Personal information
- Full name: Stuart Alker Westley
- Born: 21 March 1947 (age 79) Preston, Lancashire, England
- Batting: Right-handed
- Role: Wicket-keeper
- Relations: Roger Westley (twin brother)

Domestic team information
- 1976: Minor Counties
- 1973–1984: Suffolk
- 1969–1971: Gloucestershire
- 1968–1969: Oxford University

Career statistics
| Competition | First-class | List A |
| Matches | 34 | 13 |
| Runs scored | 557 | 109 |
| Batting average | 15.59 | 15.57 |
| 100s/50s | –/2 | –/– |
| Top score | 93* | 28 |
| Balls bowled | – | – |
| Wickets | – | – |
| Bowling average | – | – |
| 5 wickets in innings | – | – |
| 10 wickets in match | – | – |
| Best bowling | – | – |
| Catches/stumpings | 71/9 | 24/2 |
- Source: Cricinfo, 27 July 2011

= Stuart Westley =

English cricketer

Stuart Alker Westley (born 21 March 1947) is a former English cricketer. Westley was a right-handed batsman who fielded as a wicket-keeper. Following his cricket career he became a prominent educator and teachers leader. He was born in Preston, Lancashire and was educated at Lancaster Royal Grammar School.

Westley made his first-class debut for Oxford University against Gloucestershire in 1968. He made 20 further first-class appearances for the university, the last of which came against Oxford University in 1969. In his 21 first-class appearance for the university, he scored 412 runs at an average of 15.25, with a high score of 93 not out. This score, one of two first-class fifties he made, came against Warwickshire in 1969. Behind the stumps he took 50 catches and made 4 stumpings. While at Oxford, he also played 2 first-class matches for Oxford and Cambridge Universities against the touring Australians in 1968 and the touring West Indians in 1969.

With the conclusion of his studies, Westley joined Gloucestershire later in the 1969 English cricket season, making his first-class debut for the county against Glamorgan. He made 9 further first-class appearances for Gloucestershire, the last of which came against Middlesex in the 1971 County Championship. In his 10 first-class matches for Gloucestershire, he scored 138 runs at an average of 17.25, with a high score of 35 not out. Behind the stumps he took 19 catches and made 3 stumpings. He made his List A debut against Northamptonshire in the 1969 Player's County League. He made 6 further List A appearances for Gloucestershire, the last of which came against Somerset in the 1971 John Player League. In these matches, he scored 13 runs at an average of 6.50, with a high score of 7 not out, while behind the stumps he took 13 catches and made 2 stumpings.
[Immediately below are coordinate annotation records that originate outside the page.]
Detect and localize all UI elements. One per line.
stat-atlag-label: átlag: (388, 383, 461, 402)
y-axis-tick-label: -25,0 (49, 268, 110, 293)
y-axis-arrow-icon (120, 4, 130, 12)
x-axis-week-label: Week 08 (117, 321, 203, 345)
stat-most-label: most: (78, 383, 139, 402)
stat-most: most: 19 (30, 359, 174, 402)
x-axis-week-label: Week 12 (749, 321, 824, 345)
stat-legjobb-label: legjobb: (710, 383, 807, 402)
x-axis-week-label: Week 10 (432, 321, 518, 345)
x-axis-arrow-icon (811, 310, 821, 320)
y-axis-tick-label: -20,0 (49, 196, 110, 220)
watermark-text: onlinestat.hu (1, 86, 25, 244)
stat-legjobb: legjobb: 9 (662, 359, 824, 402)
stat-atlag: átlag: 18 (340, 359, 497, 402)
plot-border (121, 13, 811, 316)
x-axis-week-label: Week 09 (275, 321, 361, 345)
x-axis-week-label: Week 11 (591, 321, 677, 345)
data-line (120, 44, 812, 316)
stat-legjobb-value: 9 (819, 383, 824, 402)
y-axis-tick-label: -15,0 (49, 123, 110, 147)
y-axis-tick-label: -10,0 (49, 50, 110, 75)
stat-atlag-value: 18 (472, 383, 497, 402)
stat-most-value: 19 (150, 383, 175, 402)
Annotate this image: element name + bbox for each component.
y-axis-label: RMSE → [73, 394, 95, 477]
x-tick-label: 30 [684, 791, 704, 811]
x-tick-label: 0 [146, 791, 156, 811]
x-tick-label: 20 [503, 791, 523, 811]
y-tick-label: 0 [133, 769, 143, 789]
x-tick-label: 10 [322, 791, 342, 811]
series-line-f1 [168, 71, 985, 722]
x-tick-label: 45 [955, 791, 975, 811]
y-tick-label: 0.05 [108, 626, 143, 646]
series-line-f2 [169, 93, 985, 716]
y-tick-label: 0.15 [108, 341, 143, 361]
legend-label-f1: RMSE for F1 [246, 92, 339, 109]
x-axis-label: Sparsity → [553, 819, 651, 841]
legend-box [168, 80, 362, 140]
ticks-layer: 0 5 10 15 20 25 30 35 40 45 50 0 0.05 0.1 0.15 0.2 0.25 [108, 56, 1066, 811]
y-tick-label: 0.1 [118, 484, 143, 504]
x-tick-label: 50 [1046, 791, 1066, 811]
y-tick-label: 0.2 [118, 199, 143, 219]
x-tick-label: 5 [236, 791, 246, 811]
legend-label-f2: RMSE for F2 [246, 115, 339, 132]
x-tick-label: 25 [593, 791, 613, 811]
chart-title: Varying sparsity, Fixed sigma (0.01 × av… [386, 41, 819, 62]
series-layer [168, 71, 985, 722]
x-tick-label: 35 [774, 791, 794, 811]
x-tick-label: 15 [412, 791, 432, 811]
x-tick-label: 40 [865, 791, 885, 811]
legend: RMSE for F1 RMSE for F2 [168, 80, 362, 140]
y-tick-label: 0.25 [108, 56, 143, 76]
He taught during the winter months, but with opportunities proving limited at Gloucestershire, he decided the leave the county and become a full-time teacher. He later reminisced about his career, describing himself as a wicket-keeper "who chipped in with the bat on a good day".

He later taught mathematics at Framlingham College in Suffolk, a position he held from 1973 to 1984. While teaching he played Minor counties cricket for Suffolk, making his debut for the county in the 1973 Minor Counties Championship against Hertfordshire. He played Minor counties cricket for Suffolk from 1973 to 1984, making 85 Minor Counties Championship and 2 MCCA Knockout Trophy appearances. In 1976, he played his final first-class match for the Minor Counties against the touring West Indians. In this match, he was dismissed for 4 runs by Bernard Julien. In their second-innings he run out for 7. He took 2 catches behind the stumps, both coming in the West Indians first-innings. He made his first List A appearance for Suffolk against Sussex in the 1978 Gillette Cup. He made 5 further List A appearances for the county, the last of which came against Derbyshire in the 1983 NatWest Trophy. In his 6 List A matches for Suffolk, he took scored 96 runs at an average of 19.20, with a high score of 28, while behind the stumps he took 11 catches. He later taught at Haileybury, where for 13 years he held the position of master of the college, and was then headmaster of King William's College on the Isle of Man for seven years. He later became the head of the Association of Governing Bodies of Independent Schools, a role he presently holds.

Westley attended Lancaster Royal Grammar School with his twin brother, Roger, and both played for Oxford University in first-class cricket, one of the few times twins have appeared together in first-class cricket. His brother coached cricket at Haileybury, before dying in 1982.